By Taxpayers Association
A few days before the start of classes, Peru still faces important challenges for a return to face-to-face classeswith adequate equipment, infrastructure and connectivity, which allow mitigating the serious effects that the pandemic in the learning of our boys and girls, especially in rural areas of the country. Even so, the current government has decided to release 100% capacity for various commercial items and maintain capacity limitations in educational institutions.
The release of capacity in commercial establishments is not a bad measure, do not misunderstand. What is not acceptable is that 100% attendance is allowed in a commercial premises attended by much more vulnerable people and in which there is a greater risk of contagion, and 100% attendance is not allowed in the educational centers that today have to cross a via crucis to obtain the corresponding permits from the Ministries of Education and Health, and that definitely generate fewer risks and negative externalities, by having larger spaces, open recreation areas, patios, gardens, among others.
Is the government aware that it cannot regulate commercial activities with a silk ribbon and the most important sector with an iron chain at this juncture?
It is essential that schoolchildren learn again at school, which is a space for intellectual, emotional and social enrichment, in which community is built and one also learns to live with citizenship values. Various studies show that during the pandemic, Peruvian students did not learn even 30% of the content they were supposed to, according to the national curriculum, for various reasons, including lack of internet access, technological equipment, and in some cases due to lack of digital skills of teachers.
Therefore, the current scenario forces us to return to classes more ‘connected’ than ever. In other words, we will no longer be able to return to a traditional education model without digital tools and capabilities. According to the Organization for Economic Co-operation and Development (OECD), the majority of students in the region do not have the resources to “connect or use an electronic device, with a clear difference between educational centers in favored and disadvantaged environments” .
This reality is not different in Peru. The infrastructure gaps for connectivity and the interruptions of classes, due to the closure of schools in some cases, or due to the inability to access virtual education, in others, are having a direct impact on the increase in inequality, productivity and, in the words of the aforementioned organization, it is even being affected “the recovery of employment lost by women, who mainly assume the responsibility of caring for children.”
The return to 100% of face-to-face classes is possible
The evidence shows that schools have a low probability of being sources of contagion. Still, to minimize risks, the WHO recommended prioritizing classroom ventilation, staggered groups, social distancing, and ensuring basic water and sewage services.
The experience of countries in the region that partially and progressively reopened schools under these measures, adapted to their realities and needs, showed that the return to face-to-face classes is safe. But the basic services and adequate infrastructure of educational centers, especially the State, is a limitation in Peru. The Minedu has a budget of S / 5,793 million to improve the conditions of the schools. But at the end of last September, not even 50% had been invested.

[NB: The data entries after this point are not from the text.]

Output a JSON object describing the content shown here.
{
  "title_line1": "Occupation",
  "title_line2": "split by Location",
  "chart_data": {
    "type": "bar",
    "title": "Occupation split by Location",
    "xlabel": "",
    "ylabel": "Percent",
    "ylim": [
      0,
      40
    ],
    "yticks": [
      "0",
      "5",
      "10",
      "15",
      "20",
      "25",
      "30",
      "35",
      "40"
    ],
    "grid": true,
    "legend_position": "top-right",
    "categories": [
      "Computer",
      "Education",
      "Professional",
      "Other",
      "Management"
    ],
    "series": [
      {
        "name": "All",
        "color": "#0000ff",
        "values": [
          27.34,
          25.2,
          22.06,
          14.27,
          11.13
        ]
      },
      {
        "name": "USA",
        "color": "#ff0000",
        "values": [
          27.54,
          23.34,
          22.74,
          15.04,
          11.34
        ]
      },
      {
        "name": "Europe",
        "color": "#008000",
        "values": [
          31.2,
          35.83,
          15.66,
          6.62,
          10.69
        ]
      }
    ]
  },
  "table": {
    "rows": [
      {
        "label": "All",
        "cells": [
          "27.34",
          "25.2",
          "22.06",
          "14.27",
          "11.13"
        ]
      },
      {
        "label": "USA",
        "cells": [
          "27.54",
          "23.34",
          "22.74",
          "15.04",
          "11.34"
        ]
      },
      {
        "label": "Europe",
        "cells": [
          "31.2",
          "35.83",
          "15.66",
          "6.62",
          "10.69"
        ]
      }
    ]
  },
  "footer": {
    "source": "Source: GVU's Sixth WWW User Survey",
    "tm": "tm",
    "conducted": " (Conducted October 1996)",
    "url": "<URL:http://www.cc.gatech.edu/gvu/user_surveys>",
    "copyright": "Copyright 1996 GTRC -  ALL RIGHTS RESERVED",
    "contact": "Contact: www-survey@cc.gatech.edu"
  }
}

According to the World Bank, two years of virtual-only classes could mean the loss of 2 to 2.5 years of education, which will have an impact on the future employment of these students.
The impact on our boys and girls
According to UNESCO, globally, more than 1.2 billion students of all levels dropped out of face-to-face classes in a school in 2020. Of that total, 160 million were from Latin America and the Caribbean.
By October 2021, while most of the countries in the region had already reopened their classrooms, in Peru only 8,887 did so in the blended modality (less than 10%), despite the fact that there were 96,566 enabled schools and more than 84% of teaching staff already had the two doses of the vaccine.